Near the beginning of Reckless Disregard, which was published in 1986, Adler claims that “with few and small exceptions . . . an American no longer expects from his source of news a political viewpoint that comports with his own. His expectation, as in no other country and at no other time in history, is rather this: that given the technology of news gathering and dissemination, given also the scale, the news is going to be, honestly and within human limits, factual.”

In 2015, it is much more obvious that many Americans cannot agree on what is or is not factual. It is not that we now expect our news sources to comport with our political viewpoints; it is that we understand the news sources we favor to be true and believe the sources our opponents rely on are false.

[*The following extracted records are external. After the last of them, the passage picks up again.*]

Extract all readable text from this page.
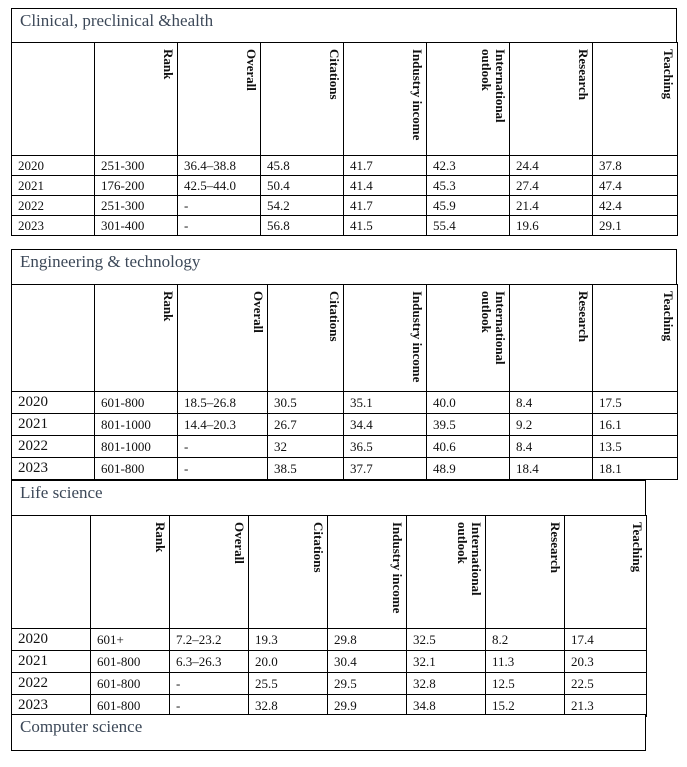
Clinical, preclinical &health

	Rank	Overall	Citations	Industry income	International outlook	Research	Teaching

2020	251-300	36.4–38.8	45.8	41.7	42.3	24.4	37.8
2021	176-200	42.5–44.0	50.4	41.4	45.3	27.4	47.4
2022	251-300	-	54.2	41.7	45.9	21.4	42.4
2023	301-400	-	56.8	41.5	55.4	19.6	29.1
Engineering & technology

	Rank	Overall	Citations	Industry income	International outlook	Research	Teaching

2020	601-800	18.5–26.8	30.5	35.1	40.0	8.4	17.5
2021	801-1000	14.4–20.3	26.7	34.4	39.5	9.2	16.1
2022	801-1000	-	32	36.5	40.6	8.4	13.5
2023	601-800	-	38.5	37.7	48.9	18.4	18.1
Life science

	Rank	Overall	Citations	Industry income	International outlook	Research	Teaching

2020	601+	7.2–23.2	19.3	29.8	32.5	8.2	17.4
2021	601-800	6.3–26.3	20.0	30.4	32.1	11.3	20.3
2022	601-800	-	25.5	29.5	32.8	12.5	22.5
2023	601-800	-	32.8	29.9	34.8	15.2	21.3
Computer science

This is why trust—in the reporter, the writer—is so important. There are too many facts out there for all of them to be reported as news. Gone are days, which Adler mourns, “when the Times still published transcripts [and] the reader could have judged for himself.” Now who would decide which transcripts to publish? We need someone to choose for us. And we need to trust the person who does the choosing.

Adler, by positioning herself merely a relater of information, a drawer of logical conclusions—rather than a person with an opinion—moves to elide that fact. She demands the reader’s trust while implying that trust isn’t necessary. When the reader catches her drawing an illogical conclusion, catches her revealing not truth but bias, her pretense to objectivity is unveiled as just that—a pretense. And at that same moment, the reader’s trust in Adler’s ability, generally, to fairly evaluate the texts at hand—the trust that exists precisely because no one can truly be objective—falters.

As both a person and a reader, I am uncomfortable with certainty. I am myself rarely certain, am rarely close to other humans (or texts) who profess to be. This discomfort informs both my affection for and unease with Adler’s work. As a novelist, as a reporter on the ground, her approach is fundamentally skeptical: Merely by observing with an exceptionally keen critical eye, she is able to highlight hypocrisy, skewer conventional wisdom. The strongest impression one gets, in Speedboat, say, or in “The March for Non-Violence From Selma,” is of an intelligent woman bewildered by the lunacy of the world in which she is unfortunately immersed. She asks questions but rarely supplies answers. This, to my mind, is a virtue. But at some point, she does begin supplying answers. She begins writing not as a person endowed with skepticism and curiosity but rather as one whose skepticism and curiosity have granted her privileged access to the truth. She begins writing with certainty. About this certainty, I have my doubts.